Stromkonzern in der Krise: So will Peter Terium RWE retten

von Jan Willmroth

RWE schreibt das erste Mal seit 60 Jahren Verlust. Konzernchef Peter Terium will das Ruder nun herumreißen - und setzt dabei auf erneuerbare Energien.

Peter Terium hat allen Grund, nach vorn zu schauen. Erst wenige Wochen ist es her, da musste der RWE-Chef den Anteilseignern seines Konzerns den ersten Verlust seit Gründung der Bundesrepublik erklären. Spätestens damit war klar, was viele schon abgesehen hatten: Der deutsche Meister der Braunkohleverstromung, lange Zeit der größte Stromkonzern Deutschlands, steht vor einer ungewissen Zukunft.

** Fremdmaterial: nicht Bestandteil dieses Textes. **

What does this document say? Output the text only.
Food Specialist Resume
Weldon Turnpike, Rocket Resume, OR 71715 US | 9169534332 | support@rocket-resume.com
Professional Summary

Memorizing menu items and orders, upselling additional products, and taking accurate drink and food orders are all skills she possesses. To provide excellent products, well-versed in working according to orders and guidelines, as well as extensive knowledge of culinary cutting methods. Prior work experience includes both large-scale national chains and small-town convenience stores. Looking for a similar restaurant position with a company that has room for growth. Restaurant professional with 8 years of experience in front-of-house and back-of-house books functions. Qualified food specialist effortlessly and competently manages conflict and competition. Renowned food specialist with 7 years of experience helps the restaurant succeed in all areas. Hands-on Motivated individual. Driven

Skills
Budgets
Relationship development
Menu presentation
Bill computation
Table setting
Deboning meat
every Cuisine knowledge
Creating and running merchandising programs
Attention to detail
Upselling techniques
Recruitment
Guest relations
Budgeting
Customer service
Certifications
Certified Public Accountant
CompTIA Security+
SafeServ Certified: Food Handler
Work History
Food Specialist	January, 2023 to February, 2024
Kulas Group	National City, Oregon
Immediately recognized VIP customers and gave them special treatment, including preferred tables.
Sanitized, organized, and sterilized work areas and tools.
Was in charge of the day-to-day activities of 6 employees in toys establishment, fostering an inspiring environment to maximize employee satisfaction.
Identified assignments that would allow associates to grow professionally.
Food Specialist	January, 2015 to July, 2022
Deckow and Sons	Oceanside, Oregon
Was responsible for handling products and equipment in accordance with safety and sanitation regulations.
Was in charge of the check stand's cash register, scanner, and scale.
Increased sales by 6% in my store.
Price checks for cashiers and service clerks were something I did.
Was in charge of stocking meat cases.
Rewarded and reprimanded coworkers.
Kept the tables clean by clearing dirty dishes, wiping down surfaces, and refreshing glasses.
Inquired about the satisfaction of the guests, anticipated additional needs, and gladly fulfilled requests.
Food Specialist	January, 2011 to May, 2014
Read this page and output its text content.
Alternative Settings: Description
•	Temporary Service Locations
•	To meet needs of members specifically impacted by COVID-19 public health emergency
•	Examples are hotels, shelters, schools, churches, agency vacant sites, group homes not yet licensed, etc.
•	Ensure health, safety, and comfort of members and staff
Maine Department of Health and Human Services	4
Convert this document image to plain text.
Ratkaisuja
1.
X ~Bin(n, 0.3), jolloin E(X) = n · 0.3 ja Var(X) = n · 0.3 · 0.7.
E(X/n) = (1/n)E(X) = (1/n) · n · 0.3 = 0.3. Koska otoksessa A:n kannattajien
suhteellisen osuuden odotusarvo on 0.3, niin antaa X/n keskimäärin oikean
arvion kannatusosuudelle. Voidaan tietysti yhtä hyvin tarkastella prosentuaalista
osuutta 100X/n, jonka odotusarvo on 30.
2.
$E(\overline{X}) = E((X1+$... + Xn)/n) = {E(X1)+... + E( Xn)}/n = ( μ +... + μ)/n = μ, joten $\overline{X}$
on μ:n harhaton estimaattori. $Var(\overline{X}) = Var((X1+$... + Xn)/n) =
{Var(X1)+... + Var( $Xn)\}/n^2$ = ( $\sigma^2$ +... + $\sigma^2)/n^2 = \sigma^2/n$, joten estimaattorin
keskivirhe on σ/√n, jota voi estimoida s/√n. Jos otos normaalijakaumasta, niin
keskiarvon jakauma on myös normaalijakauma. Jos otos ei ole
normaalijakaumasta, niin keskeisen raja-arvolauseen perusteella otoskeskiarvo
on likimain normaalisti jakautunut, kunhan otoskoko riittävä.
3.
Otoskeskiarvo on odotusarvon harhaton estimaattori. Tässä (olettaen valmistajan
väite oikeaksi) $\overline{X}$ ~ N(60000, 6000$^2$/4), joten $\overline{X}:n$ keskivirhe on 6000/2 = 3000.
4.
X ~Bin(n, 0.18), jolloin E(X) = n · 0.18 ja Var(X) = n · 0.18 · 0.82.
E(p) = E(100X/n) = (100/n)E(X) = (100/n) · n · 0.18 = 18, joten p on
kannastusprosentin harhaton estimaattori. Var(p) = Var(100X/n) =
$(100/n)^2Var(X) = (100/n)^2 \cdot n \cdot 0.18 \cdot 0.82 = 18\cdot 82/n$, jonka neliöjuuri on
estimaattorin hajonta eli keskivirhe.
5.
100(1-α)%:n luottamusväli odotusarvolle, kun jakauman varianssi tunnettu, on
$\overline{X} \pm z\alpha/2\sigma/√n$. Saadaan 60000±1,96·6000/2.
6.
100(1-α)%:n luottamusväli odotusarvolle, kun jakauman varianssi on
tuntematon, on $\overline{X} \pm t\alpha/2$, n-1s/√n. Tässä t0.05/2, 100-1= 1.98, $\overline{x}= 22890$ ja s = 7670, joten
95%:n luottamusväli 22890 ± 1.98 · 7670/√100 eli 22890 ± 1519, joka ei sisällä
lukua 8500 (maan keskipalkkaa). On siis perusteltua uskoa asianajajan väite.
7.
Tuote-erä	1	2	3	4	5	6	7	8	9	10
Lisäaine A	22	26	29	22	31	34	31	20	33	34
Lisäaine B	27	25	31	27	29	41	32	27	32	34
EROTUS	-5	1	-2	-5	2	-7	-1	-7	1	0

Doch von dieser verspricht sich Konzernlenker Terium offenbar viel – und macht sich nun daran, das Image als Energie-Dinosauriers aus dem Atom- und Kohlezeitalter abzuschütteln. „Unser Ziel ist es, der Energiemanager der Zukunft zu werden“, sagte Terium in einem Interview mit dem niederländischen Energie-Blog „Energy Post“.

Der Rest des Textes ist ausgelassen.